Cash Requirements from Contractual and Other Obligations
During the three months ended June 30, 2021, there were no material changes to
our cash requirements from contractual and other obligations as of December 31,
2020 described under Management's Discussion and Analysis of Financial Condition
and Results of Operations in our 2020 Annual Report.
In April 2021, we entered into a contract with The Richmond Group, Inc. for
$36.8 million for the
build-out
of the 200 West Street location in Waltham, Massachusetts. Under the lease
agreement for the 200 West Street location, our landlord will reimburse us
$26.3 million for tenant improvement allowances. We expect to spend between
$10.5 million and $12.5 million towards
build-out
costs, which represents the cost of the project that exceeds the tenant
improvement allowances, of which $2.3 million has been paid as of June 30, 2021.
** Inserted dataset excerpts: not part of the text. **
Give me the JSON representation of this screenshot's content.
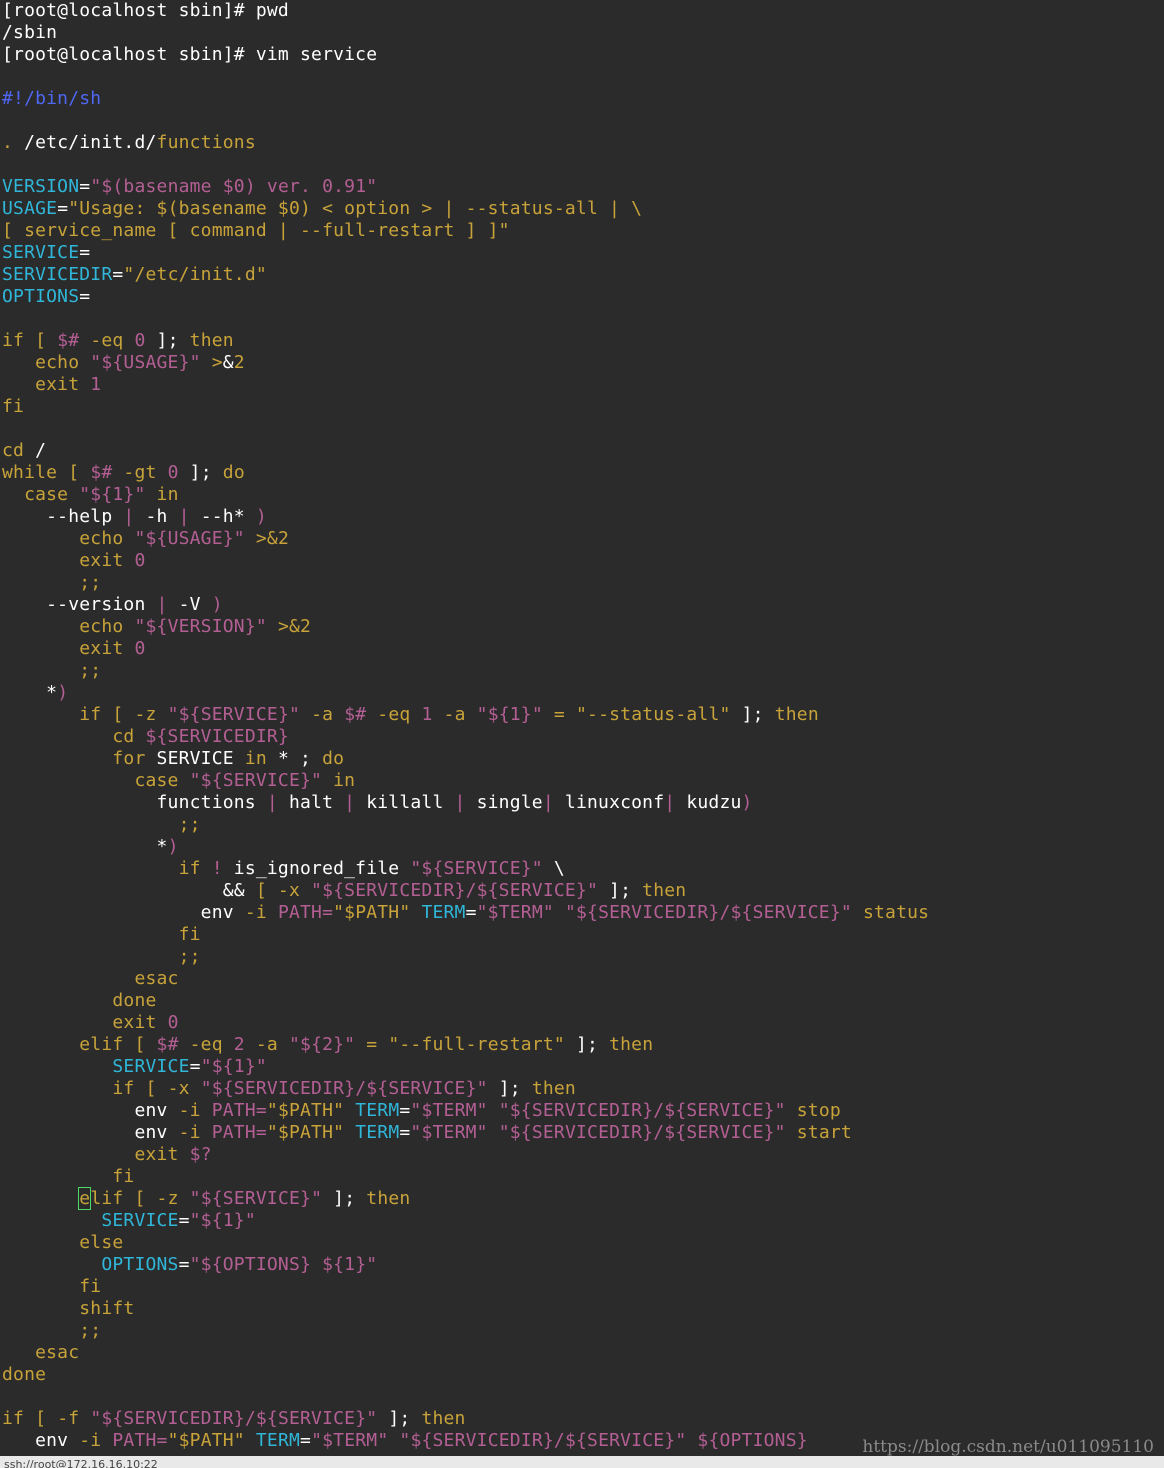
{
  "terminal": {
    "lines": [
      [
        {
          "t": "[root@localhost sbin]# pwd",
          "c": "w"
        }
      ],
      [
        {
          "t": "/sbin",
          "c": "w"
        }
      ],
      [
        {
          "t": "[root@localhost sbin]# vim service",
          "c": "w"
        }
      ],
      [],
      [
        {
          "t": "#!/bin/sh",
          "c": "sh"
        }
      ],
      [],
      [
        {
          "t": ". ",
          "c": "k"
        },
        {
          "t": "/etc/init.d/",
          "c": "w"
        },
        {
          "t": "functions",
          "c": "k"
        }
      ],
      [],
      [
        {
          "t": "VERSION",
          "c": "v"
        },
        {
          "t": "=",
          "c": "w"
        },
        {
          "t": "\"$(basename $0) ver. 0.91\"",
          "c": "s"
        }
      ],
      [
        {
          "t": "USAGE",
          "c": "v"
        },
        {
          "t": "=",
          "c": "w"
        },
        {
          "t": "\"Usage: $(basename $0) < option > | --status-all | \\",
          "c": "k"
        }
      ],
      [
        {
          "t": "[ service_name [ command | --full-restart ] ]\"",
          "c": "k"
        }
      ],
      [
        {
          "t": "SERVICE",
          "c": "v"
        },
        {
          "t": "=",
          "c": "w"
        }
      ],
      [
        {
          "t": "SERVICEDIR",
          "c": "v"
        },
        {
          "t": "=",
          "c": "w"
        },
        {
          "t": "\"/etc/init.d\"",
          "c": "k"
        }
      ],
      [
        {
          "t": "OPTIONS",
          "c": "v"
        },
        {
          "t": "=",
          "c": "w"
        }
      ],
      [],
      [
        {
          "t": "if",
          "c": "k"
        },
        {
          "t": " [ ",
          "c": "k"
        },
        {
          "t": "$#",
          "c": "s"
        },
        {
          "t": " -eq ",
          "c": "k"
        },
        {
          "t": "0",
          "c": "s"
        },
        {
          "t": " ]; ",
          "c": "w"
        },
        {
          "t": "then",
          "c": "k"
        }
      ],
      [
        {
          "t": "   echo ",
          "c": "k"
        },
        {
          "t": "\"${USAGE}\"",
          "c": "s"
        },
        {
          "t": " >",
          "c": "k"
        },
        {
          "t": "&",
          "c": "w"
        },
        {
          "t": "2",
          "c": "k"
        }
      ],
      [
        {
          "t": "   exit ",
          "c": "k"
        },
        {
          "t": "1",
          "c": "s"
        }
      ],
      [
        {
          "t": "fi",
          "c": "k"
        }
      ],
      [],
      [
        {
          "t": "cd",
          "c": "k"
        },
        {
          "t": " /",
          "c": "w"
        }
      ],
      [
        {
          "t": "while",
          "c": "k"
        },
        {
          "t": " [ ",
          "c": "k"
        },
        {
          "t": "$#",
          "c": "s"
        },
        {
          "t": " -gt ",
          "c": "k"
        },
        {
          "t": "0",
          "c": "s"
        },
        {
          "t": " ]; ",
          "c": "w"
        },
        {
          "t": "do",
          "c": "k"
        }
      ],
      [
        {
          "t": "  case ",
          "c": "k"
        },
        {
          "t": "\"${1}\"",
          "c": "s"
        },
        {
          "t": " in",
          "c": "k"
        }
      ],
      [
        {
          "t": "    --help ",
          "c": "w"
        },
        {
          "t": "| ",
          "c": "s"
        },
        {
          "t": "-h ",
          "c": "w"
        },
        {
          "t": "| ",
          "c": "s"
        },
        {
          "t": "--h* ",
          "c": "w"
        },
        {
          "t": ")",
          "c": "s"
        }
      ],
      [
        {
          "t": "       echo ",
          "c": "k"
        },
        {
          "t": "\"${USAGE}\"",
          "c": "s"
        },
        {
          "t": " >&2",
          "c": "k"
        }
      ],
      [
        {
          "t": "       exit ",
          "c": "k"
        },
        {
          "t": "0",
          "c": "s"
        }
      ],
      [
        {
          "t": "       ;;",
          "c": "k"
        }
      ],
      [
        {
          "t": "    --version ",
          "c": "w"
        },
        {
          "t": "| ",
          "c": "s"
        },
        {
          "t": "-V ",
          "c": "w"
        },
        {
          "t": ")",
          "c": "s"
        }
      ],
      [
        {
          "t": "       echo ",
          "c": "k"
        },
        {
          "t": "\"${VERSION}\"",
          "c": "s"
        },
        {
          "t": " >&2",
          "c": "k"
        }
      ],
      [
        {
          "t": "       exit ",
          "c": "k"
        },
        {
          "t": "0",
          "c": "s"
        }
      ],
      [
        {
          "t": "       ;;",
          "c": "k"
        }
      ],
      [
        {
          "t": "    *",
          "c": "w"
        },
        {
          "t": ")",
          "c": "s"
        }
      ],
      [
        {
          "t": "       if",
          "c": "k"
        },
        {
          "t": " [ -z ",
          "c": "k"
        },
        {
          "t": "\"${SERVICE}\"",
          "c": "s"
        },
        {
          "t": " -a ",
          "c": "k"
        },
        {
          "t": "$#",
          "c": "s"
        },
        {
          "t": " -eq ",
          "c": "k"
        },
        {
          "t": "1",
          "c": "s"
        },
        {
          "t": " -a ",
          "c": "k"
        },
        {
          "t": "\"${1}\"",
          "c": "s"
        },
        {
          "t": " = ",
          "c": "k"
        },
        {
          "t": "\"--status-all\"",
          "c": "k"
        },
        {
          "t": " ]; ",
          "c": "w"
        },
        {
          "t": "then",
          "c": "k"
        }
      ],
      [
        {
          "t": "          cd ",
          "c": "k"
        },
        {
          "t": "${SERVICEDIR}",
          "c": "s"
        }
      ],
      [
        {
          "t": "          for ",
          "c": "k"
        },
        {
          "t": "SERVICE ",
          "c": "w"
        },
        {
          "t": "in ",
          "c": "k"
        },
        {
          "t": "* ; ",
          "c": "w"
        },
        {
          "t": "do",
          "c": "k"
        }
      ],
      [
        {
          "t": "            case ",
          "c": "k"
        },
        {
          "t": "\"${SERVICE}\"",
          "c": "s"
        },
        {
          "t": " in",
          "c": "k"
        }
      ],
      [
        {
          "t": "              functions ",
          "c": "w"
        },
        {
          "t": "| ",
          "c": "s"
        },
        {
          "t": "halt ",
          "c": "w"
        },
        {
          "t": "| ",
          "c": "s"
        },
        {
          "t": "killall ",
          "c": "w"
        },
        {
          "t": "| ",
          "c": "s"
        },
        {
          "t": "single",
          "c": "w"
        },
        {
          "t": "| ",
          "c": "s"
        },
        {
          "t": "linuxconf",
          "c": "w"
        },
        {
          "t": "| ",
          "c": "s"
        },
        {
          "t": "kudzu",
          "c": "w"
        },
        {
          "t": ")",
          "c": "s"
        }
      ],
      [
        {
          "t": "                ;;",
          "c": "k"
        }
      ],
      [
        {
          "t": "              *",
          "c": "w"
        },
        {
          "t": ")",
          "c": "s"
        }
      ],
      [
        {
          "t": "                if ",
          "c": "k"
        },
        {
          "t": "! ",
          "c": "s"
        },
        {
          "t": "is_ignored_file ",
          "c": "w"
        },
        {
          "t": "\"${SERVICE}\"",
          "c": "s"
        },
        {
          "t": " \\",
          "c": "w"
        }
      ],
      [
        {
          "t": "                    && ",
          "c": "w"
        },
        {
          "t": "[ -x ",
          "c": "k"
        },
        {
          "t": "\"${SERVICEDIR}/${SERVICE}\"",
          "c": "s"
        },
        {
          "t": " ]; ",
          "c": "w"
        },
        {
          "t": "then",
          "c": "k"
        }
      ],
      [
        {
          "t": "                  env ",
          "c": "w"
        },
        {
          "t": "-i ",
          "c": "k"
        },
        {
          "t": "PATH=",
          "c": "s"
        },
        {
          "t": "\"$PATH\"",
          "c": "k"
        },
        {
          "t": " ",
          "c": "w"
        },
        {
          "t": "TERM",
          "c": "v"
        },
        {
          "t": "=",
          "c": "w"
        },
        {
          "t": "\"$TERM\"",
          "c": "s"
        },
        {
          "t": " ",
          "c": "w"
        },
        {
          "t": "\"${SERVICEDIR}/${SERVICE}\"",
          "c": "s"
        },
        {
          "t": " status",
          "c": "k"
        }
      ],
      [
        {
          "t": "                fi",
          "c": "k"
        }
      ],
      [
        {
          "t": "                ;;",
          "c": "k"
        }
      ],
      [
        {
          "t": "            esac",
          "c": "k"
        }
      ],
      [
        {
          "t": "          done",
          "c": "k"
        }
      ],
      [
        {
          "t": "          exit ",
          "c": "k"
        },
        {
          "t": "0",
          "c": "s"
        }
      ],
      [
        {
          "t": "       elif",
          "c": "k"
        },
        {
          "t": " [ ",
          "c": "k"
        },
        {
          "t": "$#",
          "c": "s"
        },
        {
          "t": " -eq ",
          "c": "k"
        },
        {
          "t": "2",
          "c": "s"
        },
        {
          "t": " -a ",
          "c": "k"
        },
        {
          "t": "\"${2}\"",
          "c": "s"
        },
        {
          "t": " = ",
          "c": "k"
        },
        {
          "t": "\"--full-restart\"",
          "c": "k"
        },
        {
          "t": " ]; ",
          "c": "w"
        },
        {
          "t": "then",
          "c": "k"
        }
      ],
      [
        {
          "t": "          SERVICE",
          "c": "v"
        },
        {
          "t": "=",
          "c": "w"
        },
        {
          "t": "\"${1}\"",
          "c": "s"
        }
      ],
      [
        {
          "t": "          if",
          "c": "k"
        },
        {
          "t": " [ -x ",
          "c": "k"
        },
        {
          "t": "\"${SERVICEDIR}/${SERVICE}\"",
          "c": "s"
        },
        {
          "t": " ]; ",
          "c": "w"
        },
        {
          "t": "then",
          "c": "k"
        }
      ],
      [
        {
          "t": "            env ",
          "c": "w"
        },
        {
          "t": "-i ",
          "c": "k"
        },
        {
          "t": "PATH=",
          "c": "s"
        },
        {
          "t": "\"$PATH\"",
          "c": "k"
        },
        {
          "t": " ",
          "c": "w"
        },
        {
          "t": "TERM",
          "c": "v"
        },
        {
          "t": "=",
          "c": "w"
        },
        {
          "t": "\"$TERM\"",
          "c": "s"
        },
        {
          "t": " ",
          "c": "w"
        },
        {
          "t": "\"${SERVICEDIR}/${SERVICE}\"",
          "c": "s"
        },
        {
          "t": " stop",
          "c": "k"
        }
      ],
      [
        {
          "t": "            env ",
          "c": "w"
        },
        {
          "t": "-i ",
          "c": "k"
        },
        {
          "t": "PATH=",
          "c": "s"
        },
        {
          "t": "\"$PATH\"",
          "c": "k"
        },
        {
          "t": " ",
          "c": "w"
        },
        {
          "t": "TERM",
          "c": "v"
        },
        {
          "t": "=",
          "c": "w"
        },
        {
          "t": "\"$TERM\"",
          "c": "s"
        },
        {
          "t": " ",
          "c": "w"
        },
        {
          "t": "\"${SERVICEDIR}/${SERVICE}\"",
          "c": "s"
        },
        {
          "t": " start",
          "c": "k"
        }
      ],
      [
        {
          "t": "            exit ",
          "c": "k"
        },
        {
          "t": "$?",
          "c": "s"
        }
      ],
      [
        {
          "t": "          fi",
          "c": "k"
        }
      ],
      [
        {
          "t": "       ",
          "c": "w"
        },
        {
          "t": "e",
          "c": "k",
          "cursor": true
        },
        {
          "t": "lif",
          "c": "k"
        },
        {
          "t": " [ -z ",
          "c": "k"
        },
        {
          "t": "\"${SERVICE}\"",
          "c": "s"
        },
        {
          "t": " ]; ",
          "c": "w"
        },
        {
          "t": "then",
          "c": "k"
        }
      ],
      [
        {
          "t": "         SERVICE",
          "c": "v"
        },
        {
          "t": "=",
          "c": "w"
        },
        {
          "t": "\"${1}\"",
          "c": "s"
        }
      ],
      [
        {
          "t": "       else",
          "c": "k"
        }
      ],
      [
        {
          "t": "         OPTIONS",
          "c": "v"
        },
        {
          "t": "=",
          "c": "w"
        },
        {
          "t": "\"${OPTIONS} ${1}\"",
          "c": "s"
        }
      ],
      [
        {
          "t": "       fi",
          "c": "k"
        }
      ],
      [
        {
          "t": "       shift",
          "c": "k"
        }
      ],
      [
        {
          "t": "       ;;",
          "c": "k"
        }
      ],
      [
        {
          "t": "   esac",
          "c": "k"
        }
      ],
      [
        {
          "t": "done",
          "c": "k"
        }
      ],
      [],
      [
        {
          "t": "if",
          "c": "k"
        },
        {
          "t": " [ -f ",
          "c": "k"
        },
        {
          "t": "\"${SERVICEDIR}/${SERVICE}\"",
          "c": "s"
        },
        {
          "t": " ]; ",
          "c": "w"
        },
        {
          "t": "then",
          "c": "k"
        }
      ],
      [
        {
          "t": "   env ",
          "c": "w"
        },
        {
          "t": "-i ",
          "c": "k"
        },
        {
          "t": "PATH=",
          "c": "s"
        },
        {
          "t": "\"$PATH\"",
          "c": "k"
        },
        {
          "t": " ",
          "c": "w"
        },
        {
          "t": "TERM",
          "c": "v"
        },
        {
          "t": "=",
          "c": "w"
        },
        {
          "t": "\"$TERM\"",
          "c": "s"
        },
        {
          "t": " ",
          "c": "w"
        },
        {
          "t": "\"${SERVICEDIR}/${SERVICE}\"",
          "c": "s"
        },
        {
          "t": " ${OPTIONS}",
          "c": "s"
        }
      ]
    ]
  },
  "watermark": "https://blog.csdn.net/u011095110",
  "statusbar": {
    "text": "ssh://root@172.16.16.10:22"
  },
  "colors": {
    "background": "#2b2b2b",
    "text": "#ffffff",
    "keyword": "#c8a33a",
    "string": "#b45f94",
    "variable": "#30b6d8",
    "shebang": "#4f67f4",
    "cursor": "#4cd964"
  }
}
Critical Accounting Policies and Significant Judgments and Estimates
Our condensed consolidated financial statements are prepared in accordance with
generally accepted accounting principles in the United States. The preparation
of our condensed consolidated financial statements and related disclosures
requires us to make estimates and judgments that affect the reported amounts of
assets, liabilities, revenues and expenses, and the disclosure of contingent
assets and liabilities in our finance statements. We believe that several
accounting policies are important to understanding our historical and future
performance. We refer to these policies as critical because these specific areas
generally require us to make judgments and estimates about matters that are
uncertain at the time we make the estimate, and different estimates-which also
would have been reasonable-could have been used. On an ongoing basis, we
evaluate our estimates and judgments. We base our estimates on historical
experience, known trends and events and various other factors that we believe
are reasonable under the circumstances, the results of which form the basis for
making judgments about the carrying values of assets and liabilities that are
not readily apparent from other sources. Our actual results may differ from
these estimates under different assumptions or conditions.
There have been no material changes to our critical accounting policies from
those described in "Management's Discussion and Analysis of Financial Condition
and Results of Operations" in our 2020 Annual Report.